Immulon 4HBX (Thermo) ELISA plates were coated with 50 ng antigen/well (HC50/A, HC50/E, or RABV-G) or 430 ng HC50/B per well in 100 µl coating buffer (5 mmol/l Na2CO3, pH 9.6), overnight at 4 °C. Plates were then washed three times in PBS-Tween-20 (0.025%, PBS-T) and blocked for at least 1 hour at room temperature with 5% nonfat milk-PBS-T. The plates were then incubated with 100 µl of sera diluted threefold in dilution buffer (PBS supplemented with 0.5% bovine serum albumin and 0.05% Tween-20), overnight at 4 °C. After washing the plates three times with PBS-T, 100 µl horseradish peroxidase–conjugated goat anti-mouse (Jackson ImmunoResearch) in dilution buffer was incubated for 1 hour at room temperature. Plates were again washed three times with PBS-T before being developed with OPD (o-Phenylenediamine dihydrochloride) substrate (Sigma), according to the manufacturer’s directions, for 12 minutes. The reactions were quenched by the addition of 50 µl 3 mol/l sulfuric acid and the optical density of the individual wells was recorded at 490 nm using a BioTek EL800 microplate reader (BioTek, Winooski, VT).
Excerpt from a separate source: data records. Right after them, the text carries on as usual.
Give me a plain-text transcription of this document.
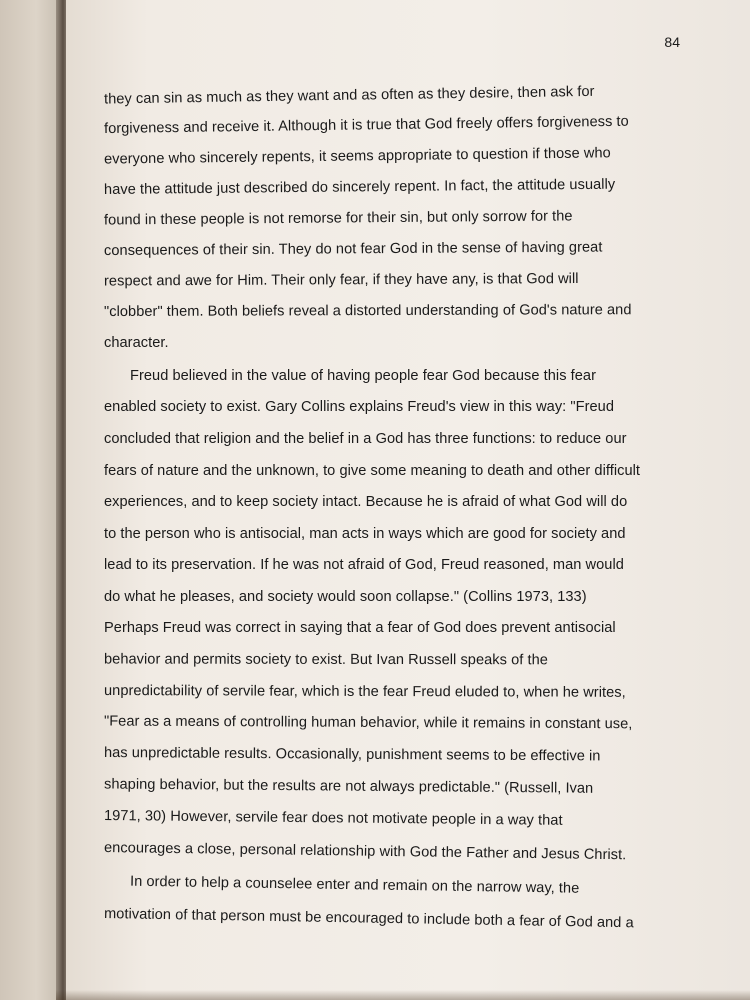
84
they can sin as much as they want and as often as they desire, then ask for
forgiveness and receive it. Although it is true that God freely offers forgiveness to
everyone who sincerely repents, it seems appropriate to question if those who
have the attitude just described do sincerely repent. In fact, the attitude usually
found in these people is not remorse for their sin, but only sorrow for the
consequences of their sin. They do not fear God in the sense of having great
respect and awe for Him. Their only fear, if they have any, is that God will
"clobber" them. Both beliefs reveal a distorted understanding of God's nature and
character.
Freud believed in the value of having people fear God because this fear
enabled society to exist. Gary Collins explains Freud's view in this way: "Freud
concluded that religion and the belief in a God has three functions: to reduce our
fears of nature and the unknown, to give some meaning to death and other difficult
experiences, and to keep society intact. Because he is afraid of what God will do
to the person who is antisocial, man acts in ways which are good for society and
lead to its preservation. If he was not afraid of God, Freud reasoned, man would
do what he pleases, and society would soon collapse." (Collins 1973, 133)
Perhaps Freud was correct in saying that a fear of God does prevent antisocial
behavior and permits society to exist. But Ivan Russell speaks of the
unpredictability of servile fear, which is the fear Freud eluded to, when he writes,
"Fear as a means of controlling human behavior, while it remains in constant use,
has unpredictable results. Occasionally, punishment seems to be effective in
shaping behavior, but the results are not always predictable." (Russell, Ivan
1971, 30) However, servile fear does not motivate people in a way that
encourages a close, personal relationship with God the Father and Jesus Christ.
In order to help a counselee enter and remain on the narrow way, the
motivation of that person must be encouraged to include both a fear of God and a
Data were analyzed in GraphPad Prizm (Version 5.0a, GraphPad Software, La Jolla, CA) and EC50 titers were calculated using the nonlinear regression (curve-fit), Log(agonist) versus response algorithm.

BoNT neutralization assay

Following the immunization schedule described above, at week 6 botulinum neurotoxin from serotypes /A, /B, and /E, corresponding to 1000 mouse LD50 (an amount sufficient to produce respiratory paralysis within a matter of minutes (~120 minutes)) was administered via the intraperitoneal route. Animals were observed throughout the procedure and for five days postinjection and were humanely euthanized in accordance with AAALAC guidelines when obvious signs of neuromuscular weakness were observed. Survival analysis was performed in GraphPad Prizm using the Mantel-Cox test with a 95% confidence interval. All challenge experiments were conducted at the Lankenau Institute for Medical Research and were approved by their institutional animal care and use committee.